Análise: O Castelo dos Animais 1 - Miss Bengalore



O Castelo dos Animais 1 - Miss Bengalore, de Delep e Dorison

O Castelo dos Animais é a nova série que a Arte de Autor lançou há algumas semanas apenas. Esta série, que está planeada para quatro volumes, é da autoria de Xavier Dorison, autor profícuo que já nos deu séries de excelente qualidade como, são disso exemplo, Undertaker (editada pela Ala dos Livros), O Terceiro Testamento (editada pela já extinta Witloof) ou Long John Silver que, infelizmente, nunca foi editada em Portugal, apesar da sua enorme qualidade. A parte da ilustração de O Castelo dos Animais está entregue ao estreante Félix Delep que, parece tudo menos estreante, dada a excelência ilustrativa que aqui nos oferece. Esta é uma série que promete deixar muitos leitores “colados às páginas”.

A história é livremente inspirada no clássico da literatura O Triunfo dos Porcos, de George Orwell. À semelhança com a obra 1984, do mesmo autor, diria que Triunfo dos Porcos é dos livros mais importantes da literatura contemporânea. Publicado originalmente em 1945, surge como uma sátira à União Soviética comunista e narra, com audácia e detalhe, uma história de corrupção e traição, utilizando os animais de uma quinta como protagonistas, para retratar as fraquezas humanas e demolir a utopia do comunismo soviético, proposto pela União Soviética na época de Estaline. É um livro perfeito na concepção, na forma e no tom. Uma daquelas raras obras primas que estará sempre atual, aconteça o que acontecer no mundo dos homens. 

Assim, se este O Castelo dos Animais fosse uma mera adaptação do livro de Orwell para a banda desenhada, isso já seriam boas notícias, pois sempre me apraz quando a boa literatura é adaptada à bd. Mas esta obra de banda desenhada não é uma mera adaptação de O Triunfo dos Porcos. E ainda bem. Porque O Castelo dos Animais consegue traçar o seu próprio caminho. Agarra na premissa da obra de Orwell, mas envereda para a sua própria temática. De tal forma que, a meu ver, esta narrativa de Dorison ainda consegue passar uma mensagem mais acutilante e auto-consciente do que o texto original de George Orwell.

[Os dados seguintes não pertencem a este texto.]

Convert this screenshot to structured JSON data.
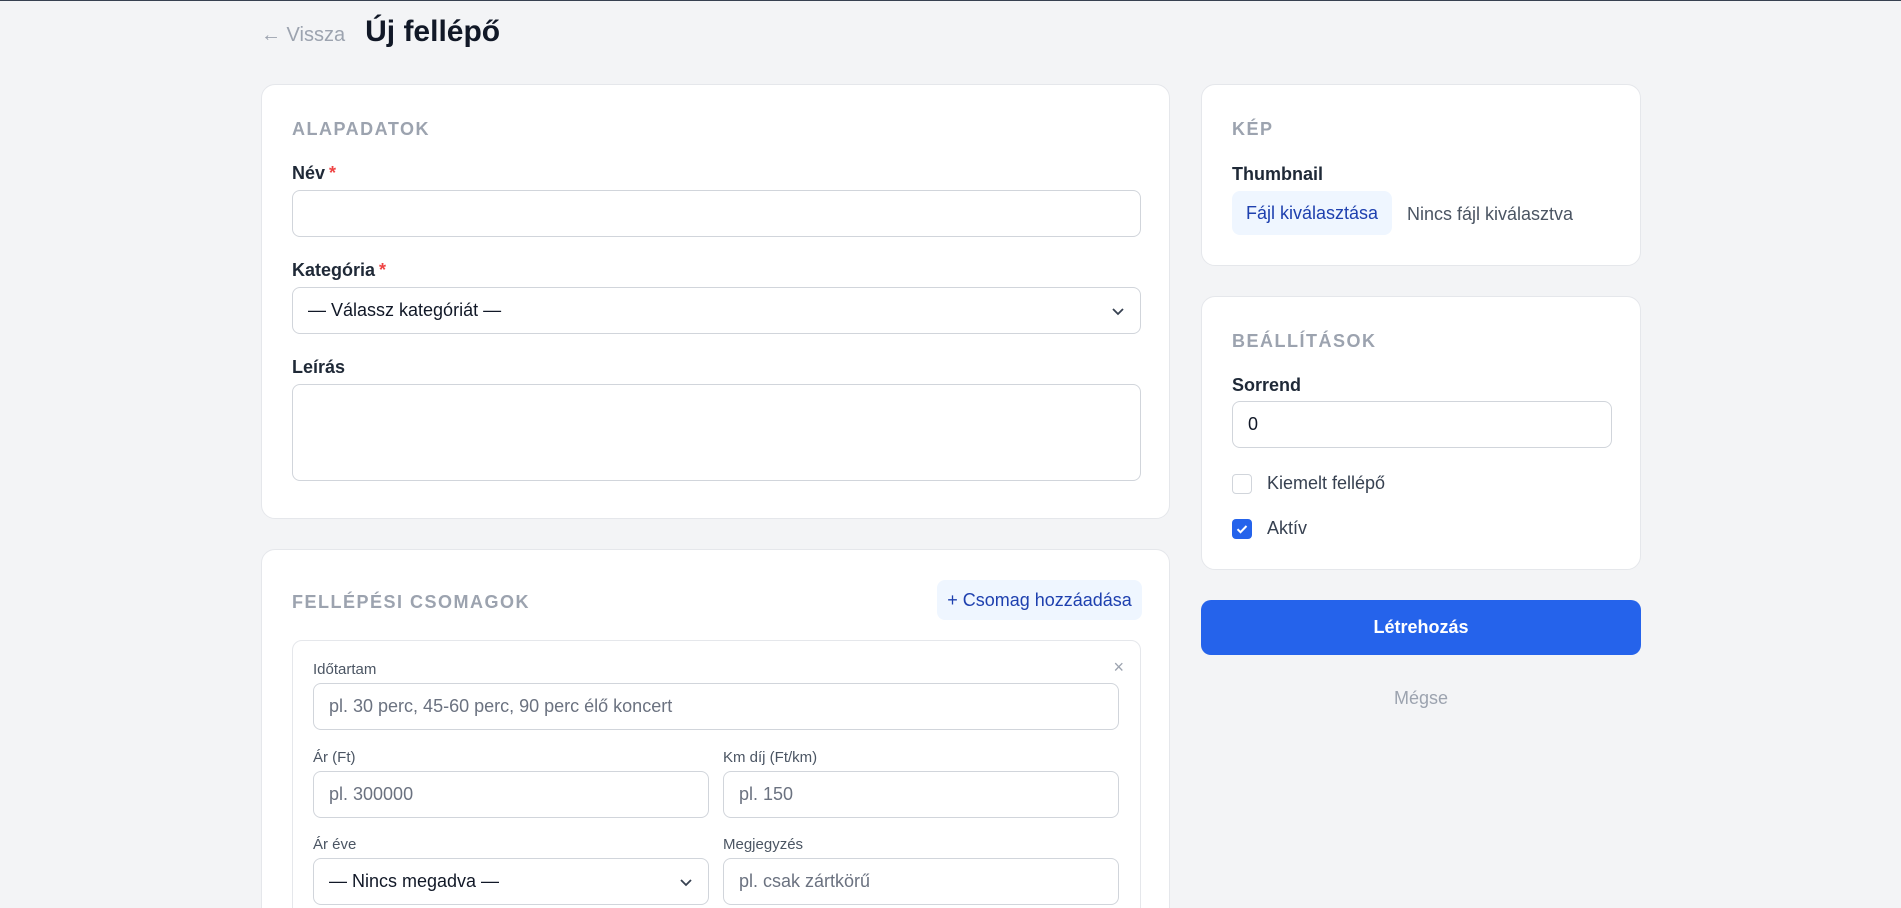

Vivendo numa quinta que é liderada por Sílvio, um imponente touro, que é servido e ajudado por uma milícia de cães agressivos, os restantes animais da quinta têm que sobreviver a um ambiente totalmente repressivo, em que se vêem forçados a trabalhar que nem escravos, para garantir a sua parca subsistência. Enquanto que os animais que dominam a quinta, comem bem e bebem champanhe. A revolta torna-se pois iminente mas a chave para o seu sucesso está (sempre?) na forma como a mesma é - ou deve ser - praticada. E é aqui que reside a grande moral deste primeiro tomo. A protagonista, Miss B., uma gata viúva com dois filhos para criar e sustentar, terá pois que unir forças a um coelho gigolo e a um rato viajante e bastante politizado, para conseguir derrubar a ditadura que Sílvio e os seus cães impõem a todos os restantes animais. A história, sendo política, é carregada de momentos de extrema agressividade e de ação, que nos prendem à trama. Sendo as personagens revolucionárias tão frágeis físicamente face aos seus opressores, o leitor está sempre na iminência de que algo de mau pode acontecer às personagens. 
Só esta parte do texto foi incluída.